The two groups are contesting this assembly election together, though for a long time, Tarun Gogoi was the man preventing the alliance.
Patiently, Gaurav Gogoi corrects me. His father, he says, was the earliest proponent of the alliance.
In fact, the Rajya Sabha seat from Assam (2020) was contested by an Independent whom the Congress and the AIUDF jointly supported.
“The Citizenship (Amendment) Act was the pivotal moment: It united different beliefs to save Assamese culture and identity,” he says, adding that the Mahajot in the assembly election represents the grand alliance — the Congress and AIUDF plus the Left of every shade.
IMAGE: Assam Finance, Health and Family Welfare Minister Himanta Biswa Sarma inspects a guard of honour during the Republic Day celebrations at the Nurul Amin Stadium in Nagaon, January 26, 2021.
Sarma quit the Congress to join the BJP, angered by Gaurav Gogoi’s rise in the Congress.
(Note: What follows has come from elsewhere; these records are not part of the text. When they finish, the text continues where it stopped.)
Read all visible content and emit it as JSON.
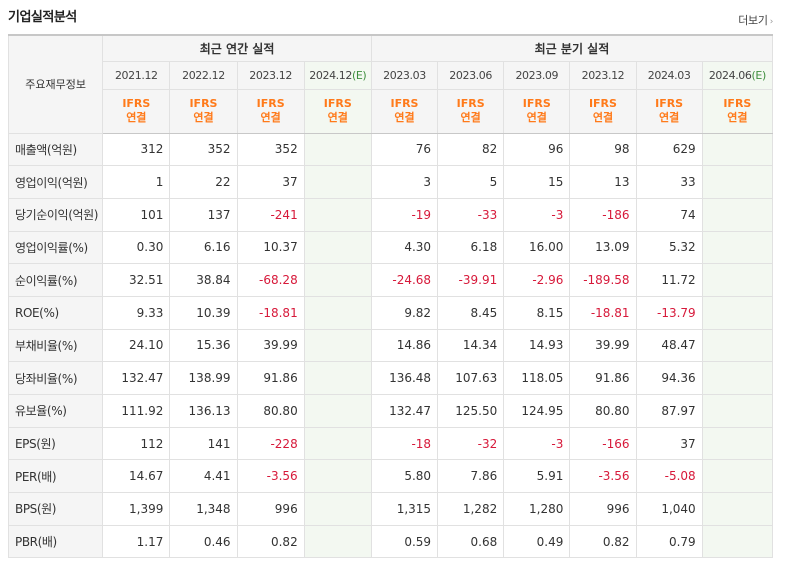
{
  "title": "기업실적분석",
  "more": "더보기",
  "row_header": "주요재무정보",
  "group_annual": "최근 연간 실적",
  "group_quarterly": "최근 분기 실적",
  "periods": [
    {
      "label": "2021.12",
      "est": ""
    },
    {
      "label": "2022.12",
      "est": ""
    },
    {
      "label": "2023.12",
      "est": ""
    },
    {
      "label": "2024.12",
      "est": "(E)"
    },
    {
      "label": "2023.03",
      "est": ""
    },
    {
      "label": "2023.06",
      "est": ""
    },
    {
      "label": "2023.09",
      "est": ""
    },
    {
      "label": "2023.12",
      "est": ""
    },
    {
      "label": "2024.03",
      "est": ""
    },
    {
      "label": "2024.06",
      "est": "(E)"
    }
  ],
  "ifrs_line1": "IFRS",
  "ifrs_line2": "연결",
  "rows": [
    {
      "label": "매출액(억원)",
      "values": [
        "312",
        "352",
        "352",
        "",
        "76",
        "82",
        "96",
        "98",
        "629",
        ""
      ]
    },
    {
      "label": "영업이익(억원)",
      "values": [
        "1",
        "22",
        "37",
        "",
        "3",
        "5",
        "15",
        "13",
        "33",
        ""
      ]
    },
    {
      "label": "당기순이익(억원)",
      "values": [
        "101",
        "137",
        "-241",
        "",
        "-19",
        "-33",
        "-3",
        "-186",
        "74",
        ""
      ]
    },
    {
      "label": "영업이익률(%)",
      "values": [
        "0.30",
        "6.16",
        "10.37",
        "",
        "4.30",
        "6.18",
        "16.00",
        "13.09",
        "5.32",
        ""
      ]
    },
    {
      "label": "순이익률(%)",
      "values": [
        "32.51",
        "38.84",
        "-68.28",
        "",
        "-24.68",
        "-39.91",
        "-2.96",
        "-189.58",
        "11.72",
        ""
      ]
    },
    {
      "label": "ROE(%)",
      "values": [
        "9.33",
        "10.39",
        "-18.81",
        "",
        "9.82",
        "8.45",
        "8.15",
        "-18.81",
        "-13.79",
        ""
      ]
    },
    {
      "label": "부채비율(%)",
      "values": [
        "24.10",
        "15.36",
        "39.99",
        "",
        "14.86",
        "14.34",
        "14.93",
        "39.99",
        "48.47",
        ""
      ]
    },
    {
      "label": "당좌비율(%)",
      "values": [
        "132.47",
        "138.99",
        "91.86",
        "",
        "136.48",
        "107.63",
        "118.05",
        "91.86",
        "94.36",
        ""
      ]
    },
    {
      "label": "유보율(%)",
      "values": [
        "111.92",
        "136.13",
        "80.80",
        "",
        "132.47",
        "125.50",
        "124.95",
        "80.80",
        "87.97",
        ""
      ]
    },
    {
      "label": "EPS(원)",
      "values": [
        "112",
        "141",
        "-228",
        "",
        "-18",
        "-32",
        "-3",
        "-166",
        "37",
        ""
      ]
    },
    {
      "label": "PER(배)",
      "values": [
        "14.67",
        "4.41",
        "-3.56",
        "",
        "5.80",
        "7.86",
        "5.91",
        "-3.56",
        "-5.08",
        ""
      ]
    },
    {
      "label": "BPS(원)",
      "values": [
        "1,399",
        "1,348",
        "996",
        "",
        "1,315",
        "1,282",
        "1,280",
        "996",
        "1,040",
        ""
      ]
    },
    {
      "label": "PBR(배)",
      "values": [
        "1.17",
        "0.46",
        "0.82",
        "",
        "0.59",
        "0.68",
        "0.49",
        "0.82",
        "0.79",
        ""
      ]
    }
  ]
}
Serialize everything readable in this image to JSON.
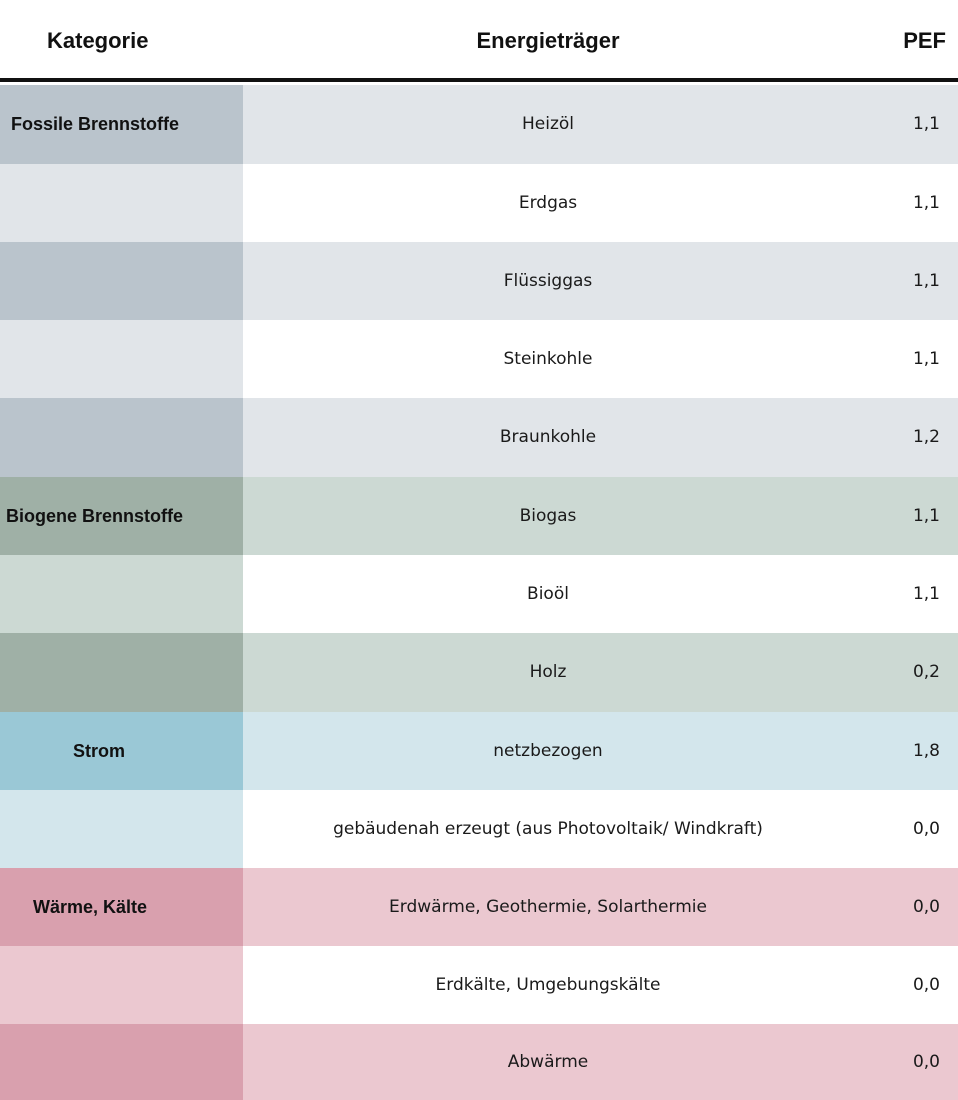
{
  "header": {
    "kategorie": "Kategorie",
    "energietraeger": "Energieträger",
    "pef": "PEF"
  },
  "colors": {
    "fossil_dark": "#bac4cc",
    "fossil_light": "#e1e5e9",
    "bio_dark": "#9fb0a6",
    "bio_light": "#ccd9d3",
    "strom_dark": "#9ac8d6",
    "strom_light": "#d3e6ec",
    "waerme_dark": "#d9a0ae",
    "waerme_light": "#ebc8d0",
    "white": "#ffffff"
  },
  "rows": [
    {
      "category": "Fossile Brennstoffe",
      "carrier": "Heizöl",
      "pef": "1,1"
    },
    {
      "category": "",
      "carrier": "Erdgas",
      "pef": "1,1"
    },
    {
      "category": "",
      "carrier": "Flüssiggas",
      "pef": "1,1"
    },
    {
      "category": "",
      "carrier": "Steinkohle",
      "pef": "1,1"
    },
    {
      "category": "",
      "carrier": "Braunkohle",
      "pef": "1,2"
    },
    {
      "category": "Biogene Brennstoffe",
      "carrier": "Biogas",
      "pef": "1,1"
    },
    {
      "category": "",
      "carrier": "Bioöl",
      "pef": "1,1"
    },
    {
      "category": "",
      "carrier": "Holz",
      "pef": "0,2"
    },
    {
      "category": "Strom",
      "carrier": "netzbezogen",
      "pef": "1,8"
    },
    {
      "category": "",
      "carrier": "gebäudenah erzeugt (aus Photovoltaik/ Windkraft)",
      "pef": "0,0"
    },
    {
      "category": "Wärme, Kälte",
      "carrier": "Erdwärme, Geothermie, Solarthermie",
      "pef": "0,0"
    },
    {
      "category": "",
      "carrier": "Erdkälte, Umgebungskälte",
      "pef": "0,0"
    },
    {
      "category": "",
      "carrier": "Abwärme",
      "pef": "0,0"
    }
  ]
}
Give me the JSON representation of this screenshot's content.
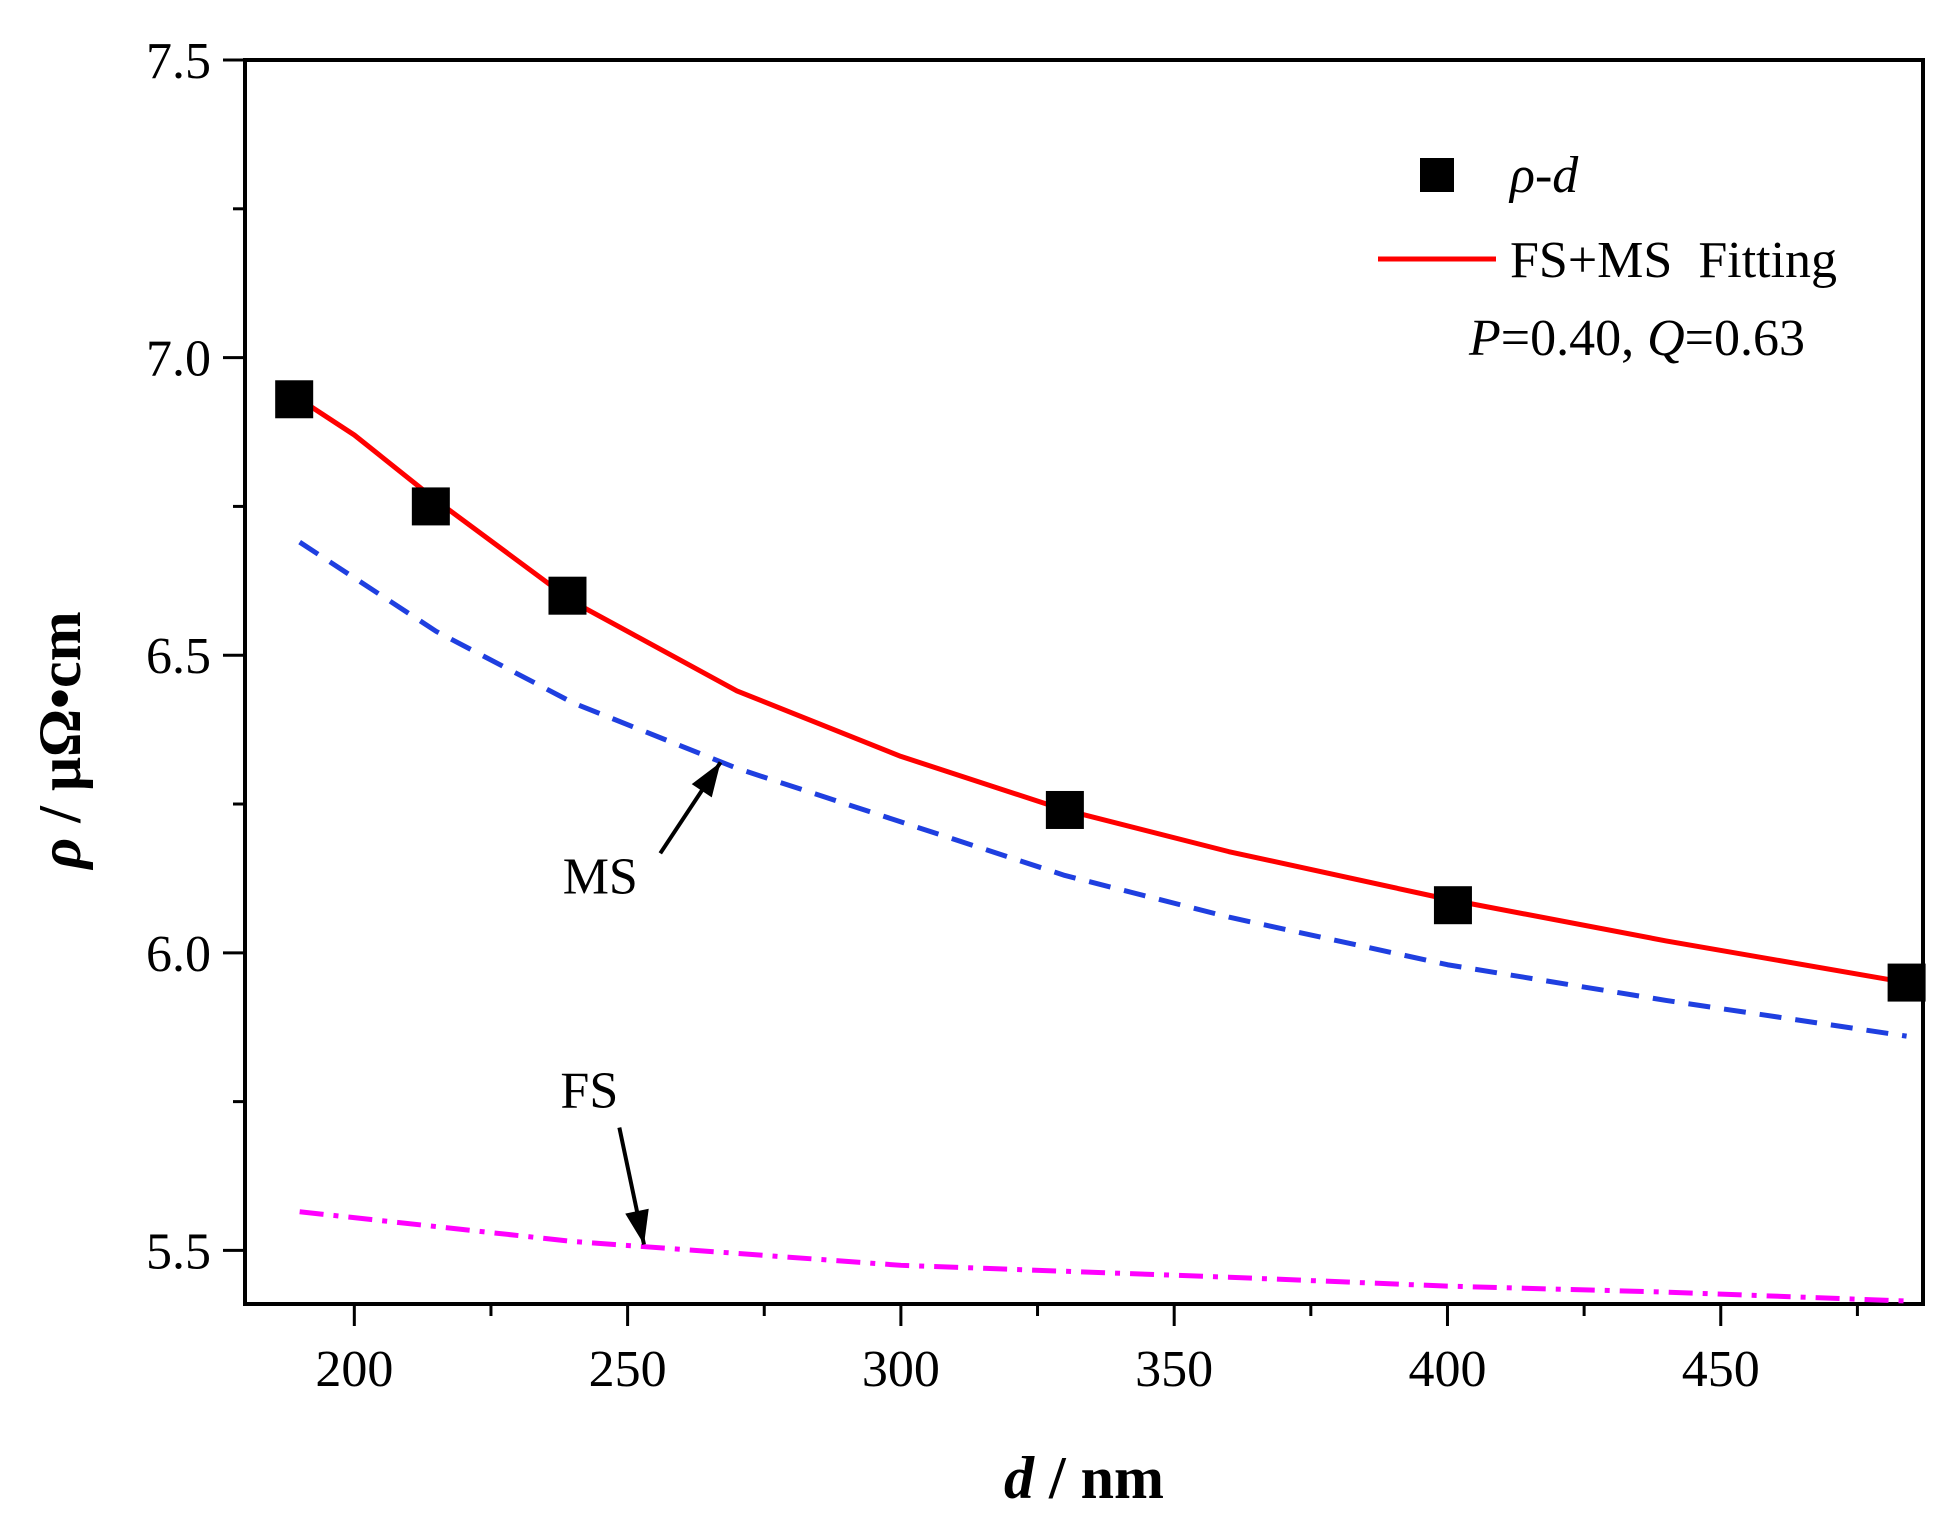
{
  "chart_data": {
    "type": "line",
    "xlabel_var": "d",
    "xlabel_unit": " / nm",
    "ylabel_var": "ρ",
    "ylabel_unit": "/ μΩ•cm",
    "xlim": [
      180,
      487
    ],
    "ylim": [
      5.41,
      7.5
    ],
    "xticks": [
      200,
      250,
      300,
      350,
      400,
      450
    ],
    "xtick_labels": [
      "200",
      "250",
      "300",
      "350",
      "400",
      "450"
    ],
    "yticks": [
      5.5,
      6.0,
      6.5,
      7.0,
      7.5
    ],
    "ytick_labels": [
      "5.5",
      "6.0",
      "6.5",
      "7.0",
      "7.5"
    ],
    "series": [
      {
        "name": "ρ-d",
        "kind": "markers",
        "color": "#000000",
        "x": [
          189,
          214,
          239,
          330,
          401,
          484
        ],
        "y": [
          6.93,
          6.75,
          6.6,
          6.24,
          6.08,
          5.95
        ]
      },
      {
        "name": "FS+MS  Fitting",
        "kind": "line",
        "style": "solid",
        "color": "#ff0000",
        "x": [
          190,
          200,
          215,
          240,
          270,
          300,
          330,
          360,
          400,
          440,
          484
        ],
        "y": [
          6.93,
          6.87,
          6.76,
          6.59,
          6.44,
          6.33,
          6.24,
          6.17,
          6.09,
          6.02,
          5.95
        ]
      },
      {
        "name": "MS",
        "kind": "line",
        "style": "dashed",
        "color": "#1f3fe0",
        "x": [
          190,
          200,
          215,
          240,
          270,
          300,
          330,
          360,
          400,
          440,
          484
        ],
        "y": [
          6.69,
          6.63,
          6.54,
          6.42,
          6.31,
          6.22,
          6.13,
          6.06,
          5.98,
          5.92,
          5.86
        ]
      },
      {
        "name": "FS",
        "kind": "line",
        "style": "dashdot",
        "color": "#ff00ff",
        "x": [
          190,
          215,
          240,
          270,
          300,
          330,
          360,
          400,
          440,
          484
        ],
        "y": [
          5.565,
          5.54,
          5.515,
          5.495,
          5.475,
          5.465,
          5.455,
          5.44,
          5.43,
          5.415
        ]
      }
    ],
    "legend": {
      "marker_label_var1": "ρ",
      "marker_label_sep": "-",
      "marker_label_var2": "d",
      "line_label": "FS+MS  Fitting",
      "param_P_var": "P",
      "param_P_value": "=0.40, ",
      "param_Q_var": "Q",
      "param_Q_value": "=0.63",
      "position": "top-right"
    },
    "annotations": [
      {
        "text": "MS",
        "x": 245,
        "y": 6.1,
        "arrow_to": [
          267,
          6.32
        ]
      },
      {
        "text": "FS",
        "x": 243,
        "y": 5.74,
        "arrow_to": [
          253,
          5.51
        ]
      }
    ]
  }
}
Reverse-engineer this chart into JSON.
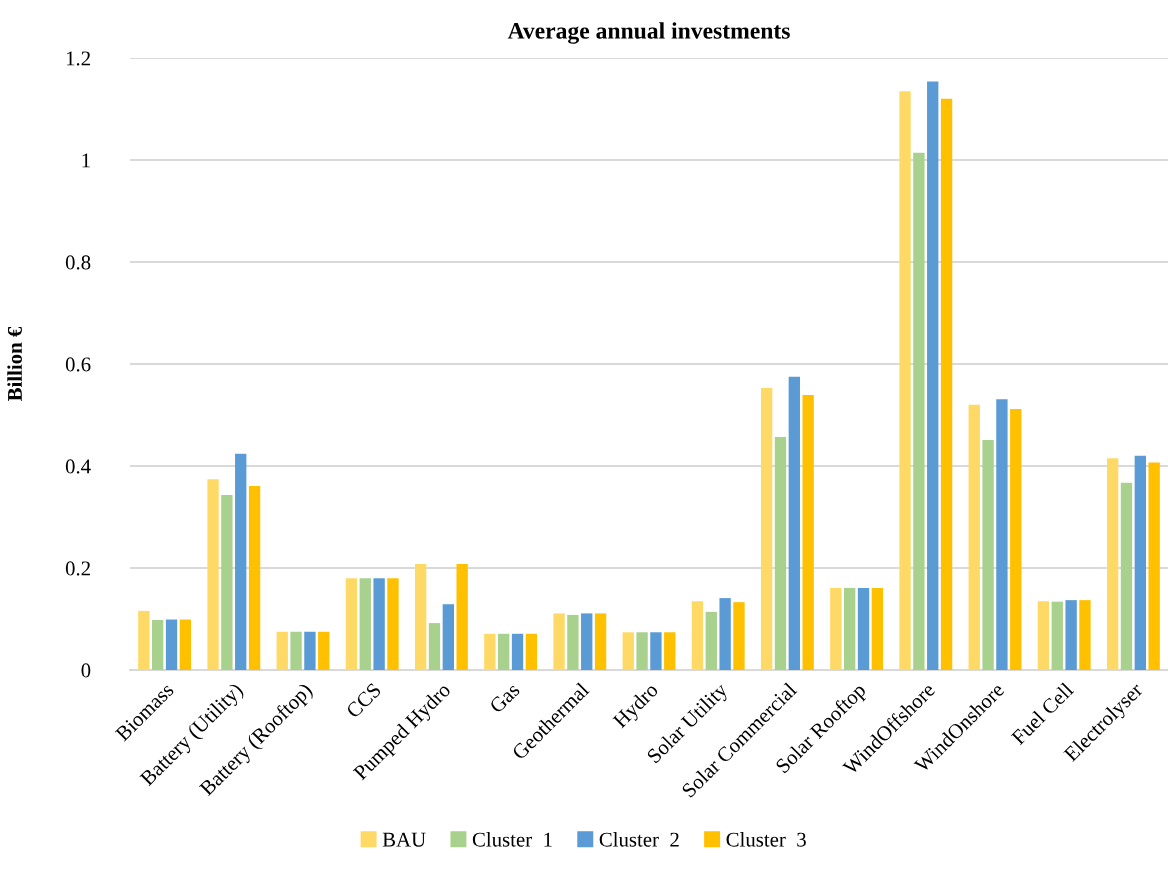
{
  "chart_data": {
    "type": "bar",
    "title": "Average annual investments",
    "ylabel": "Billion €",
    "categories": [
      "Biomass",
      "Battery (Utility)",
      "Battery (Rooftop)",
      "CCS",
      "Pumped Hydro",
      "Gas",
      "Geothermal",
      "Hydro",
      "Solar Utility",
      "Solar Commercial",
      "Solar Rooftop",
      "WindOffshore",
      "WindOnshore",
      "Fuel Cell",
      "Electrolyser"
    ],
    "series": [
      {
        "name": "BAU",
        "color": "#ffd966",
        "values": [
          0.116,
          0.374,
          0.075,
          0.18,
          0.208,
          0.071,
          0.111,
          0.074,
          0.135,
          0.553,
          0.161,
          1.135,
          0.52,
          0.135,
          0.415
        ]
      },
      {
        "name": "Cluster  1",
        "color": "#a9d18e",
        "values": [
          0.098,
          0.343,
          0.075,
          0.18,
          0.092,
          0.071,
          0.108,
          0.074,
          0.114,
          0.457,
          0.161,
          1.014,
          0.451,
          0.134,
          0.367
        ]
      },
      {
        "name": "Cluster  2",
        "color": "#5b9bd5",
        "values": [
          0.099,
          0.424,
          0.075,
          0.18,
          0.129,
          0.071,
          0.111,
          0.074,
          0.141,
          0.575,
          0.161,
          1.154,
          0.531,
          0.137,
          0.42
        ]
      },
      {
        "name": "Cluster  3",
        "color": "#ffc000",
        "values": [
          0.099,
          0.361,
          0.075,
          0.18,
          0.208,
          0.071,
          0.111,
          0.074,
          0.133,
          0.539,
          0.161,
          1.12,
          0.512,
          0.137,
          0.407
        ]
      }
    ],
    "ylim": [
      0,
      1.2
    ],
    "yticks": [
      0,
      0.2,
      0.4,
      0.6,
      0.8,
      1,
      1.2
    ],
    "grid": "y",
    "legend": "bottom"
  }
}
Photograph: Manash Das/ANI Photo
So what are the central issues in the assembly election? “Unemployment, mismanagement of the economy, inflation, lack of infrastructure,” says Gogoi, instantly. I’m flummoxed by the answer.
“Oh,” I say blankly. “Not religion, race and citizenship?”
“We believe unemployment is a great danger. There is extensive frustration at economic inequality. The rich are getting wealthier, the poor, poorer. The Congress appreciates every community in Assam and they know this. But there are more young people in Assam who are unemployed than possibly anywhere else,” he says, adding, “The parents have spent money to educate the children. Now, there are no jobs. In situations like this, crime becomes lucrative.”
This is interesting: We’ve heard of an overall leftward swerve of the Congress. Here is concrete evidence that at least in Assam, to the Congress class matters more than race.
I ask him about the National Register of Citizens, a project the government has told Parliament it has put off for the time being.
“Well, the CAA rules are yet to be finalised. So when the government says it has passed a law to protect those in the neighbouring countries facing religious persecution, it is making a statement that is false.”
There has recently been a great deal of ferment in his party on the leadership, what with people writing letters and demanding a more active full-time president.
I am curious to know which side of the fence Gogoi is on. He evades an answer — “Since August, I have been at home, looking after my father. I’m out of it. You probably know more than me” — and smiles.
Gogoi is deputy leader of the Congress in the Lok Sabha — at 38, possibly the youngest ever to be appointed to the job.
His predecessor was Amarinder Singh, Punjab chief minister, now 78. He’s a member of the Congress Working Committee.
Kaliabor is a family borough — his father and his uncle have held it before him. But he has won the seat twice in the face of a Modi wave.
The Tarun Gogoi legacy smoothed his political path. But now, he is conscious he has to make his own road.